To start with you are wrapped in comfort, for it is based in a grand hotel in Merano, in Italy’s Alto Adige. At Espace Henri Chenot there is no messing about. Blood, urine, metabolism, heart-rates, energy levels, all are analysed. Every day involves a series of treatments from hydrotherapy to massages to sessions with doctors. The key aims are to detox, re-educate, de-stress, re-energise, cleanse the liver and put right any low or malfunctioning part of the body that their techniques can deal with. For six days there is no tea, coffee, alcohol, red meat, salt, saturated fats or refined carbohydrates, though like Prof Clark they’re keen on complex carbohydrates and I was given a little lecture that I must eat more pulses and brown rice. Every day starts with fresh fruit salad – except the day of the 12-hour fast when the famous white (laxative) powder is administered and when only herbal tea is allowed. Lunches and dinners feature salads, fabulous vegetable soups and complex carbohydrates (at lunch).

It is the professional care that makes this place so special. It was clear to me from all the chit-chat that people (prime ministers, film stars, grand Italian families such as the Missonis, lots of customers from the new ’stans) come year after year to be detoxed and revitalised, to be, if you like, recentred.

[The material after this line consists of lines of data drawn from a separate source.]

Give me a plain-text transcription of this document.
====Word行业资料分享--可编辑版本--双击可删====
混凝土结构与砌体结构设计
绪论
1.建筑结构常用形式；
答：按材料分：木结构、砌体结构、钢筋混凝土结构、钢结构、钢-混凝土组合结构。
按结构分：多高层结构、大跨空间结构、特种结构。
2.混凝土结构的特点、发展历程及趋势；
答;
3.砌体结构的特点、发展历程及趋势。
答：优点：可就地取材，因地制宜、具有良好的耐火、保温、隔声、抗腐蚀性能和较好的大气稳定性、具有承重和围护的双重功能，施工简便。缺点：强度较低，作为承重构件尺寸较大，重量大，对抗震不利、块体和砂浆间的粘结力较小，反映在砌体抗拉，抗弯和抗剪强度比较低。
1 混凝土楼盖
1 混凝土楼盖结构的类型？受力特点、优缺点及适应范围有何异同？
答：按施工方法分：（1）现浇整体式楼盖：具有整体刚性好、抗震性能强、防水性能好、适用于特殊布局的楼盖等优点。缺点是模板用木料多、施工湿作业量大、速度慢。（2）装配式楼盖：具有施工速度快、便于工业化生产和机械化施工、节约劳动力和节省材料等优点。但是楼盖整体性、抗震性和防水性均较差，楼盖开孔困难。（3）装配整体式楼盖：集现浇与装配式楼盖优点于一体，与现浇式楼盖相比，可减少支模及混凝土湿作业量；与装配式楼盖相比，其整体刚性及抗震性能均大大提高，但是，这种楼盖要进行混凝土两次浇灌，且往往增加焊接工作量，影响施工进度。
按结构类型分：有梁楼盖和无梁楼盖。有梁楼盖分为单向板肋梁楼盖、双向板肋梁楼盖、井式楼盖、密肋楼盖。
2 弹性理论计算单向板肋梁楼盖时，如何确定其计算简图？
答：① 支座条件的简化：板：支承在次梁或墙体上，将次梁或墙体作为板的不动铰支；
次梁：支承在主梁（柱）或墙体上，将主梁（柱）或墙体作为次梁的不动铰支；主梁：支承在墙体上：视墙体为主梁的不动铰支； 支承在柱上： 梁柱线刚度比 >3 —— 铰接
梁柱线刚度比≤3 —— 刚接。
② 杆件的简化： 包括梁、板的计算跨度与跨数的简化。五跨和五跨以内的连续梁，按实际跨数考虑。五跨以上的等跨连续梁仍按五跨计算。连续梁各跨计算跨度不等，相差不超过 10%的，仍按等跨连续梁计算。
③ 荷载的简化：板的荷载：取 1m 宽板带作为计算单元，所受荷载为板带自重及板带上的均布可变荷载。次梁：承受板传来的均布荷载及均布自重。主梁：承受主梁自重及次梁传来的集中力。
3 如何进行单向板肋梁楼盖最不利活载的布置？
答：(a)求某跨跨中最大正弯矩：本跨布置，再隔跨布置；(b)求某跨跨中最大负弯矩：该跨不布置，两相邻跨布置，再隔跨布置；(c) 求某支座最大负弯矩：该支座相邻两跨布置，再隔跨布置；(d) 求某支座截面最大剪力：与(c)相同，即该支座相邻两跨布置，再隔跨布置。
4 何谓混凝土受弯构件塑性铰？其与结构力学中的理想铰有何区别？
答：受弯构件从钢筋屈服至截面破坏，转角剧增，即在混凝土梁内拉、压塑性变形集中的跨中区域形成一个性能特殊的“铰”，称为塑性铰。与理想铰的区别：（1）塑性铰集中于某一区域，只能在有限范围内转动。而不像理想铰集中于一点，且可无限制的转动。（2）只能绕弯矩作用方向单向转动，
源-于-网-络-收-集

Here I lost over 4lb, more than I’ve ever lost in five days (except when I got E.coli in Malawi and lost 8lb in four days). And I learned a lot about nutrition. I came away with a plan of action and a dossier of all the lab tests as well as advice as to what I should and shouldn’t do (“your liver is tired, and what your body requires is lots of exercise”) as well as a glorious cookery book by Dominique Chenot which made me wish I had time to make all those fantastic soups and raviolis of bulghar wheat that made the detox seem almost pleasurable. Go with your best friends, have a ball, and come back glowing and several kilos lighter. It works, and it’s educational and inspiring at the same time.

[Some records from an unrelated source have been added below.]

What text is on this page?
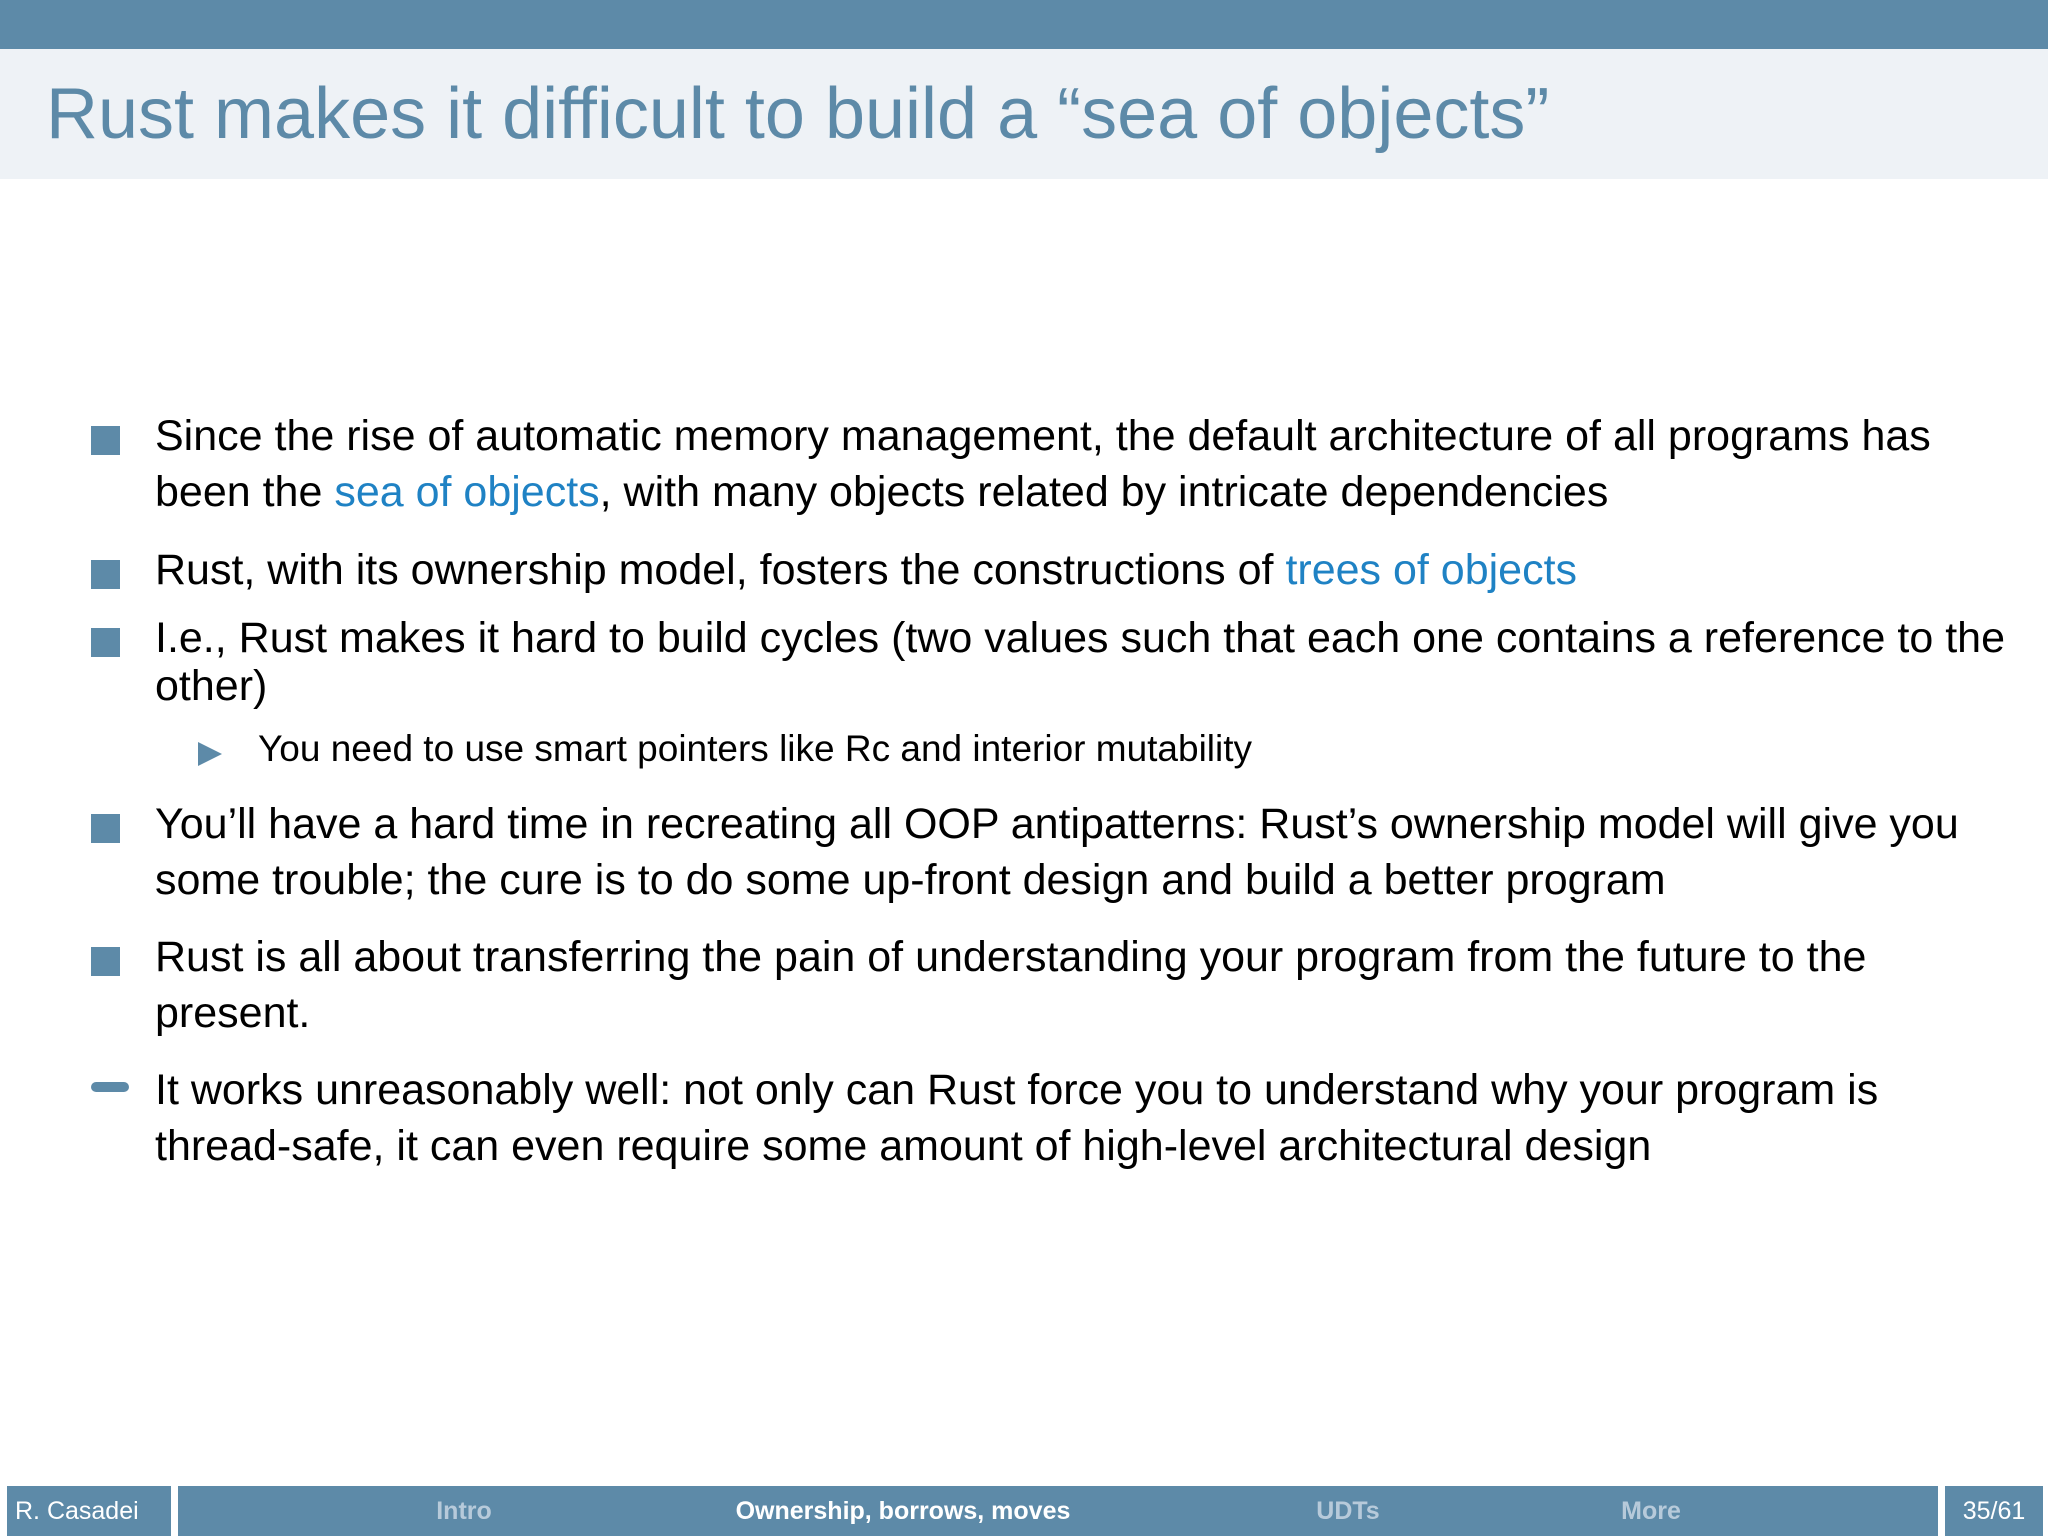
Rust makes it difficult to build a “sea of objects”
Since the rise of automatic memory management, the default architecture of all programs has been the sea of objects, with many objects related by intricate dependencies
Rust, with its ownership model, fosters the constructions of trees of objects
I.e., Rust makes it hard to build cycles (two values such that each one contains a reference to the other)
You need to use smart pointers like Rc and interior mutability
You’ll have a hard time in recreating all OOP antipatterns: Rust’s ownership model will give you some trouble; the cure is to do some up-front design and build a better program
Rust is all about transferring the pain of understanding your program from the future to the present.
It works unreasonably well: not only can Rust force you to understand why your program is thread-safe, it can even require some amount of high-level architectural design
R. Casadei	Intro	Ownership, borrows, moves	UDTs	More	35/61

I’ve not finished yet. There are still a few places to try (the Viva Mayr Clinic, Austria, and Chiva-Som, Thailand, are high on the list) but here are some of the things I’ve learned along the way. If you give something up for long enough you really don’t want it any more. What are potatoes? I scarcely remember what they taste like. Do I miss them? Never. I haven’t tried it on alcohol or chocolate yet but you never know. I also learned that doing it on one’s own is tough. That’s why going away somewhere helps. What most of us need is company, encouragement, guidance and the occasional shaking of the stick. It’s why Weight Watchers is such a success. It deserves a medal for, at £5.50 a meeting, it’s dead cheap (so brilliantly democratic) and if you stick to it, it works.

An annual trip to one of the serious spas, such as Espace Henri Chenot, for those who can afford it, is a brilliant way of having an annual cleanout, for reinforcing all the principles they teach. I’ve also learned that for people like me, who Espace Henri Chenot acknowledged had more of a struggle than most, there’s no end to the matter. Life-long vigilance is what it’ll take if those nippy little suits are going to get their fair share of outings.